Unfilled pattern wax – These wax materials are complex compounds of many wax and resins products. When using an unfilled wax cavitation can occur on solid sections and chills are sometimes used to overcome this cavitation. Unfilled wax materials have significant advantages in recycling in that once any water is removed, most of the product can be processed for reuse.
Emulsified pattern wax – These have similar base materials to an unfilled wax but are emulsified with water. The surface finish is extremely smooth and because the water acts partially as a filler, cavitation can be reduced. Handling and control of emulsified wax is relatively simple but crucial to maintain the key properties of the material and not lose water. The melting temperature should not exceed 85 °C and the holding temperature must be controlled below 80 °C. Should the temperature exceed these limits, the water will gradually evaporate, and the properties of the wax will change. Use of a non-emulsified wax for the runner system is recommended to avoid spitting of wax particles during the assembly stage.
Filled pattern wax – These types of material are widely used throughout the industry. Here the base materials are like those above, but into the compound is blended a powdered filler material insoluble in the base wax. It is essential the filler used is organic, to ensure complete burnout leaving no ash and there are several different filler materials used. It is also critical to use a fine particle sized filler so that surface finish is not impaired and to have the specific gravity of the filler as near as possible to that of the wax base to ensure that minimum separation takes place when the wax is liquid. The advantage of filled wax is that little or no cavitation should take place even on heavy sections and such materials will give greater stability to large, especially thin walled patterns.

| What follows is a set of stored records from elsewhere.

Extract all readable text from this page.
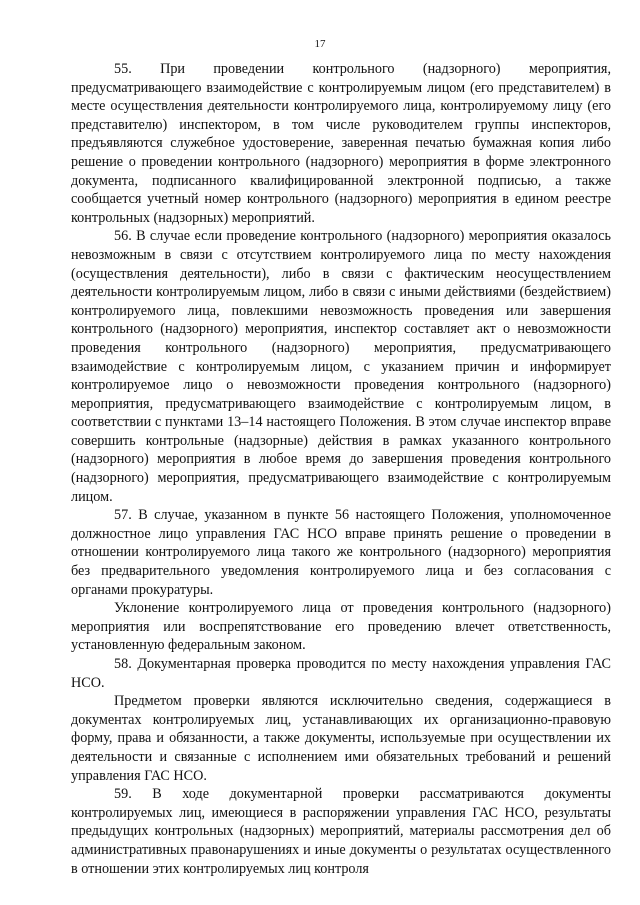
17

55. При проведении контрольного (надзорного) мероприятия, предусматривающего взаимодействие с контролируемым лицом (его представителем) в месте осуществления деятельности контролируемого лица, контролируемому лицу (его представителю) инспектором, в том числе руководителем группы инспекторов, предъявляются служебное удостоверение, заверенная печатью бумажная копия либо решение о проведении контрольного (надзорного) мероприятия в форме электронного документа, подписанного квалифицированной электронной подписью, а также сообщается учетный номер контрольного (надзорного) мероприятия в едином реестре контрольных (надзорных) мероприятий.

56. В случае если проведение контрольного (надзорного) мероприятия оказалось невозможным в связи с отсутствием контролируемого лица по месту нахождения (осуществления деятельности), либо в связи с фактическим неосуществлением деятельности контролируемым лицом, либо в связи с иными действиями (бездействием) контролируемого лица, повлекшими невозможность проведения или завершения контрольного (надзорного) мероприятия, инспектор составляет акт о невозможности проведения контрольного (надзорного) мероприятия, предусматривающего взаимодействие с контролируемым лицом, с указанием причин и информирует контролируемое лицо о невозможности проведения контрольного (надзорного) мероприятия, предусматривающего взаимодействие с контролируемым лицом, в соответствии с пунктами 13–14 настоящего Положения. В этом случае инспектор вправе совершить контрольные (надзорные) действия в рамках указанного контрольного (надзорного) мероприятия в любое время до завершения проведения контрольного (надзорного) мероприятия, предусматривающего взаимодействие с контролируемым лицом.

57. В случае, указанном в пункте 56 настоящего Положения, уполномоченное должностное лицо управления ГАС НСО вправе принять решение о проведении в отношении контролируемого лица такого же контрольного (надзорного) мероприятия без предварительного уведомления контролируемого лица и без согласования с органами прокуратуры.

Уклонение контролируемого лица от проведения контрольного (надзорного) мероприятия или воспрепятствование его проведению влечет ответственность, установленную федеральным законом.

58. Документарная проверка проводится по месту нахождения управления ГАС НСО.

Предметом проверки являются исключительно сведения, содержащиеся в документах контролируемых лиц, устанавливающих их организационно-правовую форму, права и обязанности, а также документы, используемые при осуществлении их деятельности и связанные с исполнением ими обязательных требований и решений управления ГАС НСО.

59. В ходе документарной проверки рассматриваются документы контролируемых лиц, имеющиеся в распоряжении управления ГАС НСО, результаты предыдущих контрольных (надзорных) мероприятий, материалы рассмотрения дел об административных правонарушениях и иные документы о результатах осуществленного в отношении этих контролируемых лиц контроля
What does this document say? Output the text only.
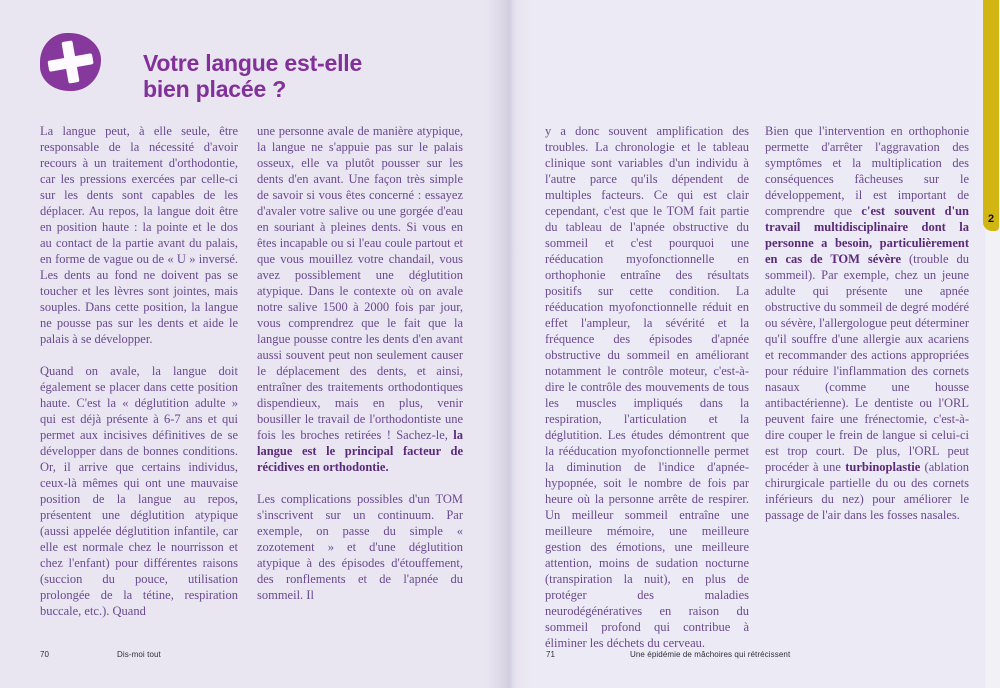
Votre langue est-elle bien placée ?

La langue peut, à elle seule, être responsable de la nécessité d'avoir recours à un traitement d'orthodontie, car les pressions exercées par celle-ci sur les dents sont capables de les déplacer. Au repos, la langue doit être en position haute : la pointe et le dos au contact de la partie avant du palais, en forme de vague ou de « U » inversé. Les dents au fond ne doivent pas se toucher et les lèvres sont jointes, mais souples. Dans cette position, la langue ne pousse pas sur les dents et aide le palais à se développer.

Quand on avale, la langue doit également se placer dans cette position haute. C'est la « déglutition adulte » qui est déjà présente à 6-7 ans et qui permet aux incisives définitives de se développer dans de bonnes conditions. Or, il arrive que certains individus, ceux-là mêmes qui ont une mauvaise position de la langue au repos, présentent une déglutition atypique (aussi appelée déglutition infantile, car elle est normale chez le nourrisson et chez l'enfant) pour différentes raisons (succion du pouce, utilisation prolongée de la tétine, respiration buccale, etc.). Quand

une personne avale de manière atypique, la langue ne s'appuie pas sur le palais osseux, elle va plutôt pousser sur les dents d'en avant. Une façon très simple de savoir si vous êtes concerné : essayez d'avaler votre salive ou une gorgée d'eau en souriant à pleines dents. Si vous en êtes incapable ou si l'eau coule partout et que vous mouillez votre chandail, vous avez possiblement une déglutition atypique. Dans le contexte où on avale notre salive 1500 à 2000 fois par jour, vous comprendrez que le fait que la langue pousse contre les dents d'en avant aussi souvent peut non seulement causer le déplacement des dents, et ainsi, entraîner des traitements orthodontiques dispendieux, mais en plus, venir bousiller le travail de l'orthodontiste une fois les broches retirées ! Sachez-le, la langue est le principal facteur de récidives en orthodontie.

Les complications possibles d'un TOM s'inscrivent sur un continuum. Par exemple, on passe du simple « zozotement » et d'une déglutition atypique à des épisodes d'étouffement, des ronflements et de l'apnée du sommeil. Il

y a donc souvent amplification des troubles. La chronologie et le tableau clinique sont variables d'un individu à l'autre parce qu'ils dépendent de multiples facteurs. Ce qui est clair cependant, c'est que le TOM fait partie du tableau de l'apnée obstructive du sommeil et c'est pourquoi une rééducation myofonctionnelle en orthophonie entraîne des résultats positifs sur cette condition. La rééducation myofonctionnelle réduit en effet l'ampleur, la sévérité et la fréquence des épisodes d'apnée obstructive du sommeil en améliorant notamment le contrôle moteur, c'est-à-dire le contrôle des mouvements de tous les muscles impliqués dans la respiration, l'articulation et la déglutition. Les études démontrent que la rééducation myofonctionnelle permet la diminution de l'indice d'apnée-hypopnée, soit le nombre de fois par heure où la personne arrête de respirer. Un meilleur sommeil entraîne une meilleure mémoire, une meilleure gestion des émotions, une meilleure attention, moins de sudation nocturne (transpiration la nuit), en plus de protéger des maladies neurodégénératives en raison du sommeil profond qui contribue à éliminer les déchets du cerveau.

Bien que l'intervention en orthophonie permette d'arrêter l'aggravation des symptômes et la multiplication des conséquences fâcheuses sur le développement, il est important de comprendre que c'est souvent d'un travail multidisciplinaire dont la personne a besoin, particulièrement en cas de TOM sévère (trouble du sommeil). Par exemple, chez un jeune adulte qui présente une apnée obstructive du sommeil de degré modéré ou sévère, l'allergologue peut déterminer qu'il souffre d'une allergie aux acariens et recommander des actions appropriées pour réduire l'inflammation des cornets nasaux (comme une housse antibactérienne). Le dentiste ou l'ORL peuvent faire une frénectomie, c'est-à-dire couper le frein de langue si celui-ci est trop court. De plus, l'ORL peut procéder à une turbinoplastie (ablation chirurgicale partielle du ou des cornets inférieurs du nez) pour améliorer le passage de l'air dans les fosses nasales.

70	Dis-moi tout	71	Une épidémie de mâchoires qui rétrécissent
2
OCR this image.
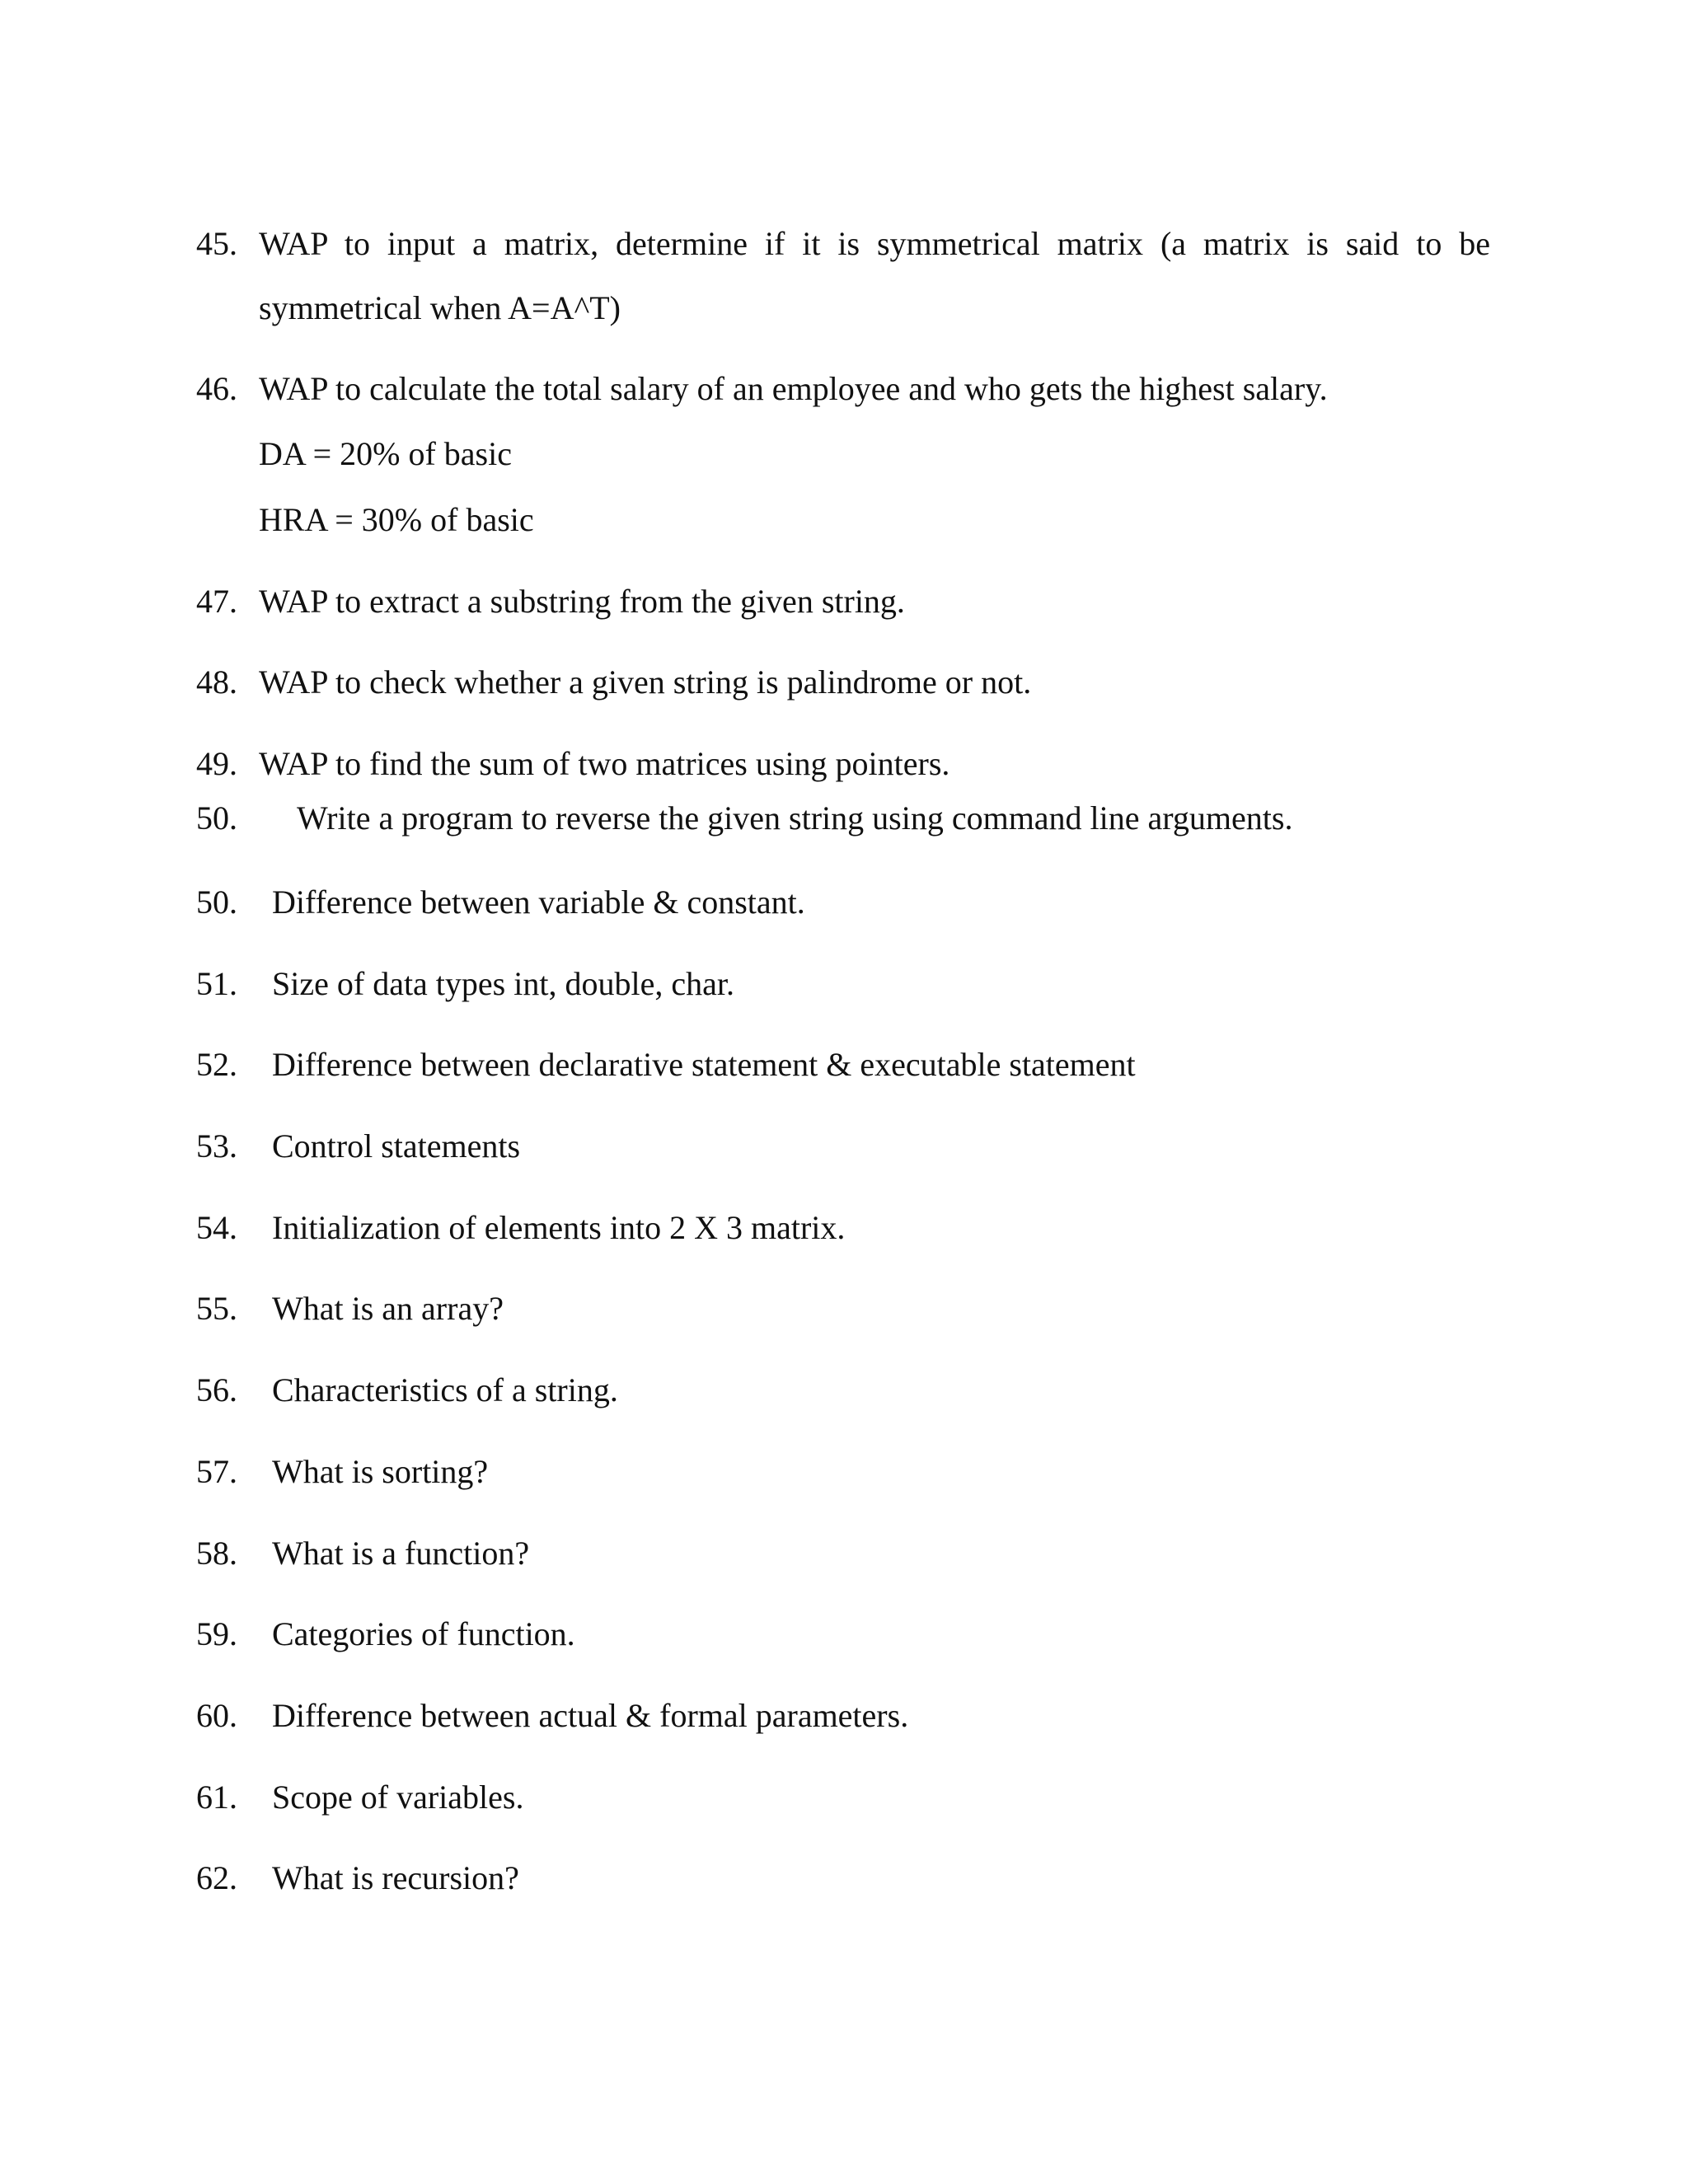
45. WAP to input a matrix, determine if it is symmetrical matrix (a matrix is said to be
symmetrical when A=A^T)
46. WAP to calculate the total salary of an employee and who gets the highest salary.
DA = 20% of basic
HRA = 30% of basic
47. WAP to extract a substring from the given string.
48. WAP to check whether a given string is palindrome or not.
49. WAP to find the sum of two matrices using pointers.
50. Write a program to reverse the given string using command line arguments.
50. Difference between variable & constant.
51. Size of data types int, double, char.
52. Difference between declarative statement & executable statement
53. Control statements
54. Initialization of elements into 2 X 3 matrix.
55. What is an array?
56. Characteristics of a string.
57. What is sorting?
58. What is a function?
59. Categories of function.
60. Difference between actual & formal parameters.
61. Scope of variables.
62. What is recursion?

Again, process control is of key importance with continuous agitation required once melted to keep the filler in suspension and to avoid filler separation.
Investment casting wax compounds are complex, they consist of many different components and consequently they exhibit a range of properties. Wax properties influence pattern behaviour in the foundry and ultimately the quality of castings produced. Correct product choice together with strict process and quality control procedures is essential.